Great! I'm watching this after 8 years.
You're not alone
Holy shit! Thank you!
What you explained in 3 minutes (the characteristic polynomial) took my professor 25 mins to explain!
Correct dude😅
Thank you so so much, my exam is tomorrow and if I do well it's all thanks to you, I wish you the best!
Hey Trev, I might have missed something, but in your explanation of having the same roots and all, shouldn't the last term be alpha * n ^ (k-1)?
Apologies if i'm unclear, I'm not sure how to type out an expression.
But yeah, am I supposed to count the number of roots starting from 0 or 1?
You are correct
Free and easy-to-understand lessons, this is the guy who contributes to evolution by passing down knowledge to generations without any financial cost
Wow good biological perspective, I never thought about it that way
yes, same for m at 17:22 the last beta term should have "n" to the power of "m-1"
"ok, we have some room here, let's use this room" instead of "ok we will use the next page" hahaha typical Maths person :DD
This was a freaking brilliant video. You explained in a vastly superior way than the way my notes did
Thanks a lot, Sir, your explanations were clear and I understood the work! @Stellenbosch University & UNISA.
Damn bro......! You are definitely a life saver.... before my exams....thank you bro....!
for same root:
An= alpha(k) * n^(k-1) * (3)^n
Tyson Tamang yep
thank you from the bottom of my heart
Lets say that we are looking for the number g(n) of ternary strings of length n that do not contain 102 as a substring. How would you approach this problem?
If the last digit is {0,1,2} then, you can have any value for g(n-1) (either 0,1,2), so 3g(n-1). Also, if the second to last digit contains a {1,2}, then you can have any value for g(n-2) {0,1,2} so it would be g(n-2) 3 times. However, if you have the last two digits be 02, then you cannot have 1 on the prior term to those two and so it would result in 2g(n-3). So the recurrence relation would be 3g(n-1)+3g(n-2)+2g(n-3)? I know it is probably wrong. How would you solve it?
You are totally AWESOME thank you so much for this series teachers like you are unique I hope you will post more videos in future thank you so much
16:43, isn't the kth term on the right supposed to have n raised to the power of k-1 instead of k?
Yes. It's would be k - 1
at 1:17, the equation should be a(n) - a(n-1) = kn
and the solution should be a(n) = c + E(k*i) instead of E(k)
Please Rectify.
Do tell me if I'm wrong though, or if I have misunderstood anything.
This is very helpful. But what happens if the roots are complex(imaginary)? Do we introduce sin/cos in the solution?
Thanks allot man, you're really good at explaining stuff
Learn a lot from this tutorial
Clear and too the point explanation, Great Job :-)

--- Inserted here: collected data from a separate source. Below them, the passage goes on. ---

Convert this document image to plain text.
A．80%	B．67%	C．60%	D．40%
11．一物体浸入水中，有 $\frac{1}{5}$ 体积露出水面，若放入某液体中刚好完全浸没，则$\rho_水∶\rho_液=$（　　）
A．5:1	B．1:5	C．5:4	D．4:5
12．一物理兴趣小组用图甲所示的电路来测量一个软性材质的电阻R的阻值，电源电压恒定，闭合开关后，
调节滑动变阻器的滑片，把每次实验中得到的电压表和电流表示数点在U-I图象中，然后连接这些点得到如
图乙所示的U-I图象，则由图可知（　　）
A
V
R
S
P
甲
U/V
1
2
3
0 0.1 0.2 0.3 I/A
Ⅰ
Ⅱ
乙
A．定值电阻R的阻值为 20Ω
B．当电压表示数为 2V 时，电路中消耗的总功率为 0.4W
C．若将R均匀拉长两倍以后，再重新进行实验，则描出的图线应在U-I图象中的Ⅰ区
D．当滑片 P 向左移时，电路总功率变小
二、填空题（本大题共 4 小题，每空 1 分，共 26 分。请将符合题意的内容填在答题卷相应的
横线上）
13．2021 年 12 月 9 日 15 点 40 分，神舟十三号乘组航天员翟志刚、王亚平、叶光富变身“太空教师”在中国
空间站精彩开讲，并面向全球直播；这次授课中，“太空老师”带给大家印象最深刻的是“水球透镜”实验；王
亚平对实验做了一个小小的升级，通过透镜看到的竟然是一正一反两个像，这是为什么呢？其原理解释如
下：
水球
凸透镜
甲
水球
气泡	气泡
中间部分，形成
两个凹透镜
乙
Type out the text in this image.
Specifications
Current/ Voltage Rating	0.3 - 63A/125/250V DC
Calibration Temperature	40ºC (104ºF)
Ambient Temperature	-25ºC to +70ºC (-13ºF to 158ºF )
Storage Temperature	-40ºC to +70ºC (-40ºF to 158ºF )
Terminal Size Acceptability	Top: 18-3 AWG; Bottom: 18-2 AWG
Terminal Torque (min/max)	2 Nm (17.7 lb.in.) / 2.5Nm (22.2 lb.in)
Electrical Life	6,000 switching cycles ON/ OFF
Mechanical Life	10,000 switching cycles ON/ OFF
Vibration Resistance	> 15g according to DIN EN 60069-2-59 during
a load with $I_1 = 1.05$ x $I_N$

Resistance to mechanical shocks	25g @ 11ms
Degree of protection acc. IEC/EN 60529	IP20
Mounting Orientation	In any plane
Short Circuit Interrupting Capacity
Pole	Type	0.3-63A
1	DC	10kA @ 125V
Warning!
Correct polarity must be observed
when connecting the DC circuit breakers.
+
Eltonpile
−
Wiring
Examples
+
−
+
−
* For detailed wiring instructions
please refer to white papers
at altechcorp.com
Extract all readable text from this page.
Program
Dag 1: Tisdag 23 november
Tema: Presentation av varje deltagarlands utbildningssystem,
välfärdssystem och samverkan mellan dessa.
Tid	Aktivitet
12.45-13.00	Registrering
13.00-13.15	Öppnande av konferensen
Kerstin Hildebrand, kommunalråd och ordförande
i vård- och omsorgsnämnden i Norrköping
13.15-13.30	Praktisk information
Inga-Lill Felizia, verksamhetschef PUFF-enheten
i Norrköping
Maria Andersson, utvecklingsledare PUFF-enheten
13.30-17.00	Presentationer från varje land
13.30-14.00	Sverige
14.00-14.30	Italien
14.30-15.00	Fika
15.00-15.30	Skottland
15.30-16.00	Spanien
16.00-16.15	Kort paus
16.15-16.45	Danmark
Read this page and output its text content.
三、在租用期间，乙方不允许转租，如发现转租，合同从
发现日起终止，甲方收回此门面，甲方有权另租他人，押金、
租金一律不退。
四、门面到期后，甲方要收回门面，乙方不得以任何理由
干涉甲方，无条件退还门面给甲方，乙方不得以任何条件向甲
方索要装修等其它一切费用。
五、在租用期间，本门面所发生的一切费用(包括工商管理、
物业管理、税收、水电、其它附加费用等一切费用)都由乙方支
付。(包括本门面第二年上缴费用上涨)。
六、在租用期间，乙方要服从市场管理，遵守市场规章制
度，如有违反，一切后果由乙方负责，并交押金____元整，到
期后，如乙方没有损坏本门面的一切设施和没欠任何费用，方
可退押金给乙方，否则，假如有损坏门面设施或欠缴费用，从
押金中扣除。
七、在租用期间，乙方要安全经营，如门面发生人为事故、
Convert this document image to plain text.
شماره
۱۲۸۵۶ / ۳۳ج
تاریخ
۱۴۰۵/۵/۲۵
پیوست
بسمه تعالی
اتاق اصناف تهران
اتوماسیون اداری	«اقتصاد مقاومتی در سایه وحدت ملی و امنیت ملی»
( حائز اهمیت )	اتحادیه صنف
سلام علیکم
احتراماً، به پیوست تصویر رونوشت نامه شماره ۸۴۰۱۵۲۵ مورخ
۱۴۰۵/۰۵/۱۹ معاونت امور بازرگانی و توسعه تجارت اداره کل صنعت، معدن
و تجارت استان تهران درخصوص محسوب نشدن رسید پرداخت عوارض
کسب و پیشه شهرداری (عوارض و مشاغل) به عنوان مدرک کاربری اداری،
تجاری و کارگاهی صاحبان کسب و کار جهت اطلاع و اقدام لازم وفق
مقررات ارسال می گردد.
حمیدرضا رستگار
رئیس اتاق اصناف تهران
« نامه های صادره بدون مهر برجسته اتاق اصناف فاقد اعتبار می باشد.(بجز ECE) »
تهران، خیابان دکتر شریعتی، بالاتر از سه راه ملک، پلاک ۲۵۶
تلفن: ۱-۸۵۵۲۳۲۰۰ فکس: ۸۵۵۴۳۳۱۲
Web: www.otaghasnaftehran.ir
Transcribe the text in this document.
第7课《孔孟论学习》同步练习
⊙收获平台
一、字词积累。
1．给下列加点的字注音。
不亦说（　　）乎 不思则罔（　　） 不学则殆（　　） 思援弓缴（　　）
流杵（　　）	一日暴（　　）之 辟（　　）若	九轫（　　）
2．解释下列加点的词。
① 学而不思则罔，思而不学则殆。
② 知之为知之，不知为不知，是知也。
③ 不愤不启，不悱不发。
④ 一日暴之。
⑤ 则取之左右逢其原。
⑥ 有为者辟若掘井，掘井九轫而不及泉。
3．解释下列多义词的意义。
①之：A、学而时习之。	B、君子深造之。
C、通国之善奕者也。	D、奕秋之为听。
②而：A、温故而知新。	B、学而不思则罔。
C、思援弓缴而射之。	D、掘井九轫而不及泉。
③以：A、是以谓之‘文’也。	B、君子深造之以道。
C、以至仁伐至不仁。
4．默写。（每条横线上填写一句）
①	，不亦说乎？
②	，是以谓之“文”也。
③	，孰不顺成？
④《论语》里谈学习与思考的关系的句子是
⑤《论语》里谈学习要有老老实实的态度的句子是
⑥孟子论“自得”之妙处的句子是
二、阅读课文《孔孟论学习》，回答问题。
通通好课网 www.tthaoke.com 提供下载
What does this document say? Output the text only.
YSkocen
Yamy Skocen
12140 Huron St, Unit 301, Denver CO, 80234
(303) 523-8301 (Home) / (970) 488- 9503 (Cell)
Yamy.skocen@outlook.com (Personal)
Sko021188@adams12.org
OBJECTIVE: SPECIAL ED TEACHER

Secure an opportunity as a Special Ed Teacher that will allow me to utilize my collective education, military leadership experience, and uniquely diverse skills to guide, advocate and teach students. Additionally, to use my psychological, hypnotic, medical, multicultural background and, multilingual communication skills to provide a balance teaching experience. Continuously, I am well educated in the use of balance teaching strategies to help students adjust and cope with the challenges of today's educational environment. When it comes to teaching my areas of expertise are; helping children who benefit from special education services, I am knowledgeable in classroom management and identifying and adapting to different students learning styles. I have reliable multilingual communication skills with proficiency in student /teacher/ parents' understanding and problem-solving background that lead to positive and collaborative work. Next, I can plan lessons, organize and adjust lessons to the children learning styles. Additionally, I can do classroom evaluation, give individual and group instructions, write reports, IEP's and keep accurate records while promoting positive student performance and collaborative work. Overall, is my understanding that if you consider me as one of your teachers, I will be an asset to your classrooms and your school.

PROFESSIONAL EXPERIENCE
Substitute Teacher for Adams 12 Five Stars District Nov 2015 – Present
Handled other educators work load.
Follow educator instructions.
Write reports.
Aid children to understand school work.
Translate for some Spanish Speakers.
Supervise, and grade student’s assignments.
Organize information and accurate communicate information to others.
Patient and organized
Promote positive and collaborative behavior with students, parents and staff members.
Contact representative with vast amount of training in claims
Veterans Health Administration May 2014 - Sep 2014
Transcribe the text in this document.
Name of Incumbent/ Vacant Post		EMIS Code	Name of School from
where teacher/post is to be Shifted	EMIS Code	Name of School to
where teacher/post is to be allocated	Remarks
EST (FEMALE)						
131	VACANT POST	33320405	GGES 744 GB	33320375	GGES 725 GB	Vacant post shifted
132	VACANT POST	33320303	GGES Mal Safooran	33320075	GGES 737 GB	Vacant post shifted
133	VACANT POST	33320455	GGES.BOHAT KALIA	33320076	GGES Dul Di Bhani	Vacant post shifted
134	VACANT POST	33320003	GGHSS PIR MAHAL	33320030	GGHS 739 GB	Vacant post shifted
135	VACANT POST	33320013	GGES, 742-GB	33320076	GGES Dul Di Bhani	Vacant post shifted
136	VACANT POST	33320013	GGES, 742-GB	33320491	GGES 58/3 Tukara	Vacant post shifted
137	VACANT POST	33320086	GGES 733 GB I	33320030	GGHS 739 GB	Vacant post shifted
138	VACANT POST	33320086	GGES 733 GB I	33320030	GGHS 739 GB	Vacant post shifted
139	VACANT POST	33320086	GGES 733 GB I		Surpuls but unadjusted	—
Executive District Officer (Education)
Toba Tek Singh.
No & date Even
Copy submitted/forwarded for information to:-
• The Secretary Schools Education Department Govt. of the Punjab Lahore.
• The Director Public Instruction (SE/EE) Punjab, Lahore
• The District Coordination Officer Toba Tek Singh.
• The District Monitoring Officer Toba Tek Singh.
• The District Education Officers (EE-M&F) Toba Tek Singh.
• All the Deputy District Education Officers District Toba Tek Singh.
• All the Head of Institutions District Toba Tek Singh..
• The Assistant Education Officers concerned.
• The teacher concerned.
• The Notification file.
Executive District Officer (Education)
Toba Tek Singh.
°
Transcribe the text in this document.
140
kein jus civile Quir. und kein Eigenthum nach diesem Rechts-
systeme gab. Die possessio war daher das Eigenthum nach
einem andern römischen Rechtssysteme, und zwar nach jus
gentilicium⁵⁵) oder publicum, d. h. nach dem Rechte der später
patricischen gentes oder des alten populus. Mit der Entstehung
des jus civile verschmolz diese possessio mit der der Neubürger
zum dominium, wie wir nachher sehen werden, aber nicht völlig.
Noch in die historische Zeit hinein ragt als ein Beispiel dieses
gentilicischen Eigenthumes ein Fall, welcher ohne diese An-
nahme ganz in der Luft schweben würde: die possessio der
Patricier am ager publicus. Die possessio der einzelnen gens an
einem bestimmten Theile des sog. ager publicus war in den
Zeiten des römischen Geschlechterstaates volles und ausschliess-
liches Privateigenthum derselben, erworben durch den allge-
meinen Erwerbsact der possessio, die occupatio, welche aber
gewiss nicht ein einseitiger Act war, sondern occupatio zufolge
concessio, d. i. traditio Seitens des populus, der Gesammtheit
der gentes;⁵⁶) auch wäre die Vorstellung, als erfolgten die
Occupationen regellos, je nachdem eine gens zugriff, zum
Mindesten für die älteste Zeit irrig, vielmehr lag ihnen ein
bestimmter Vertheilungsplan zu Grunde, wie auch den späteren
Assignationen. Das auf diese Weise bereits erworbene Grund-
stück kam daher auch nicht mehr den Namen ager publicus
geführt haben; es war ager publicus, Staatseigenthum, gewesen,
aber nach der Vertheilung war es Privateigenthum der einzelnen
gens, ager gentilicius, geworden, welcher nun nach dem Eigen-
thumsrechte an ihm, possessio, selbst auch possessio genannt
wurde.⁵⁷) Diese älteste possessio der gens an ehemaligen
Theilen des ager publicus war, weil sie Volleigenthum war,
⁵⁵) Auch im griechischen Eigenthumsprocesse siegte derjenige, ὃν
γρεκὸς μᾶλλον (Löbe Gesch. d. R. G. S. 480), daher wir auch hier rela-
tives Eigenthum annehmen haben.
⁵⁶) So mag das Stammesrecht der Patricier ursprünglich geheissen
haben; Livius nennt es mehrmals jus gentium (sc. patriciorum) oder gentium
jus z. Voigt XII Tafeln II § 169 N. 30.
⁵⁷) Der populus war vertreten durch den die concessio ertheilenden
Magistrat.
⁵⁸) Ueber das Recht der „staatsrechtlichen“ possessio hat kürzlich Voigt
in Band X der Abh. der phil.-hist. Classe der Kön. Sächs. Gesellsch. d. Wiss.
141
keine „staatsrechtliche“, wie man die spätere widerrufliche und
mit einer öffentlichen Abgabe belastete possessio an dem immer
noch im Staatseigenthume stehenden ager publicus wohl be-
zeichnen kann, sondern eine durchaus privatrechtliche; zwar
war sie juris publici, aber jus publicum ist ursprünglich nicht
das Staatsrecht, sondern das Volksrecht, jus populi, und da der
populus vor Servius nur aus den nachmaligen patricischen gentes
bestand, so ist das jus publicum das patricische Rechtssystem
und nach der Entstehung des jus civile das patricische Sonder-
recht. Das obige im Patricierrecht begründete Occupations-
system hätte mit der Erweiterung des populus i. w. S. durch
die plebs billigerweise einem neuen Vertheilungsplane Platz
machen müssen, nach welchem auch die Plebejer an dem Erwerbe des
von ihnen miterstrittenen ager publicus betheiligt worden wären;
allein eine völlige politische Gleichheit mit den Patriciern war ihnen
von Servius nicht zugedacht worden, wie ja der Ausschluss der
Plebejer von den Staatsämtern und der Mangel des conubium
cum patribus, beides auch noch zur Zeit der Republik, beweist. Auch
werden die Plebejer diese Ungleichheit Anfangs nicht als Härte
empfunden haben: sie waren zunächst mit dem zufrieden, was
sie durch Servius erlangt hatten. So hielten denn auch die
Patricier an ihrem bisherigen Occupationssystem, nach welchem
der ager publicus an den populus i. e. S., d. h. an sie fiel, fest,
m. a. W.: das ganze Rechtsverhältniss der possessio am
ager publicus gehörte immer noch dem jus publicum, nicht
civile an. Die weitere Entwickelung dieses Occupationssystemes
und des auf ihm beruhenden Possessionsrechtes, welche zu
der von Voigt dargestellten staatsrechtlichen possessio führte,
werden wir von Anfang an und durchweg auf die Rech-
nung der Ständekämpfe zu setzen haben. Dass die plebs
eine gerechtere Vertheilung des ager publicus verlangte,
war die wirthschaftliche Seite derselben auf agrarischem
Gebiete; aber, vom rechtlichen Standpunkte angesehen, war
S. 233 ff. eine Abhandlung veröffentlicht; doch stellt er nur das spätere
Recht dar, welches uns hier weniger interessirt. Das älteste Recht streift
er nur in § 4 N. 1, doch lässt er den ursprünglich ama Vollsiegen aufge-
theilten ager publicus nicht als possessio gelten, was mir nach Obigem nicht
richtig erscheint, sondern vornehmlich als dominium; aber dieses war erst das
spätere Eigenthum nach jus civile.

thank you so much for making this tutorial :)
wow it really really magic you saved my grade ,and time
i can not thank u enough ur a hero
Hi Trev,
Can you go over the algebra for when r= (1+- sq(5))/2
Thanks pal! This is just awesome.
Thank you so much.. your explanations better than my teacher lol
love u man thank u so much for giving us free knowledge
Thankyou thus helped a lot
Thank you very much. Your videos are very helpful.
Thank you for the videos. May I ask what app/software you use?
Thanks a lot 😄
21:00 classic dp problem... nice...!
you are the BEST !
Don't you think a0 should be 0 here at 20:10 because the string length is 0 hence we can't have anything of length of 0. Appreciate you response!
Yeh Im confused with that aswell, it's been 10 months, do you know the answer now? :)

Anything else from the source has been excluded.